Por las noches me pedía quitarle las botas que aparentaban una segunda piel, mi
madre hervía palos de canela cuyos vapores se paseaban por la casa invitándonos a la
mesa, frijoles con chiles para cenar y las historias inventadas por mi viejo amenizaban
la velada. Que a Don Cande ya se le va a casar una hija porque resultó encinta, que
Filomena se cayó en el arroyo y ni el diablo la quiso, la sacaron todita revolcada pero
intacta, y que si fue y vino el padrecito de la ciudad, trayendo consigo las bendiciones
del cardenal.
Yo no entendía la mayoría de lo que platicaba y me conformaba con seguir el ritmo de
su bigote, donde se columpiaban las gotitas de canela en un acto de malabarismo, mi
madre le decía que sí a todo, y a veces hasta se sorprendía de como los decires del
pueblo volaban con las polvaredas hasta donde mi apá regaba los surcos.

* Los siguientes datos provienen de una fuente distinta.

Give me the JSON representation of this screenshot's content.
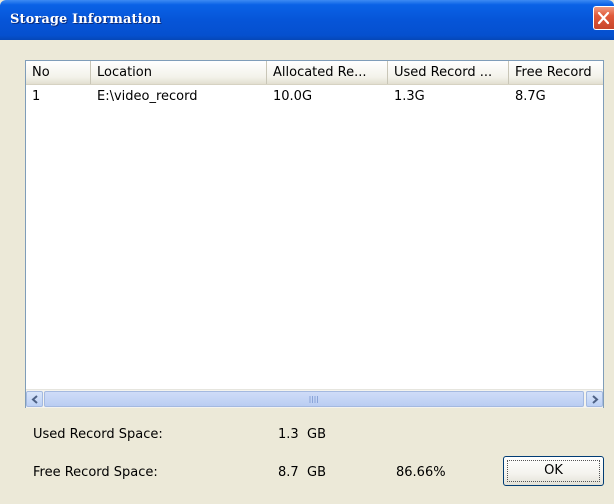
{
  "window": {
    "title": "Storage Information"
  },
  "table": {
    "columns": [
      "No",
      "Location",
      "Allocated Re...",
      "Used Record ...",
      "Free Record"
    ],
    "rows": [
      {
        "no": "1",
        "location": "E:\\video_record",
        "allocated": "10.0G",
        "used": "1.3G",
        "free": "8.7G"
      }
    ]
  },
  "summary": {
    "used_label": "Used Record Space:",
    "used_value": "1.3",
    "used_unit": "GB",
    "free_label": "Free Record Space:",
    "free_value": "8.7",
    "free_unit": "GB",
    "free_percent": "86.66%"
  },
  "buttons": {
    "ok_label": "OK"
  },
  "icons": {
    "close": "close-icon",
    "scroll_left": "chevron-left-icon",
    "scroll_right": "chevron-right-icon"
  },
  "colors": {
    "title_bar": "#0655d8",
    "close_button": "#e0593a",
    "window_bg": "#ece9d8"
  }
}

Así pasaron los años y me fue convidando sus fuerzas, de a poco en poco se encogió de
cuerpo, la tierra del campo se le metió en la piel e idénticos surcos dibujaron su rostro,
pero a pesar de todo era el mismo, quien le cantaba a la luna y retrataba con sus
palabras un mundo que yo solo conocía por las imágenes que sembraba en mi mente,
historias que fue olvidando, junto con nuestros rostros y el nombre de sus propios
hijos.

No tardó en permanecer anclado a una silla, medicado todo el tiempo a espera de un


milagro que no llegaría jamás. Ponto confundía a la gente y, una de esas noches en que
no quisimos separarlo de su piedra favorita al pie de una nopalera, miré en sus ojos lo
mismo ahora veo. Abrió los brazos y reclamó el amor de su padre ausente, a espera de
ser correspondido.

−Dame un abrazo, que ya es tarde – no pude negárselo y quedito me dijo –te extrañé,
papá.

Bien dicen que la gente sabe cuándo le toca descansar, así le pasó a mi viejo y creo
comprender el porqué, ahora espero ser digno de que algún día me llame a reunirme
con él, en un abrazo idéntico al que ahora le doy a mi hijo.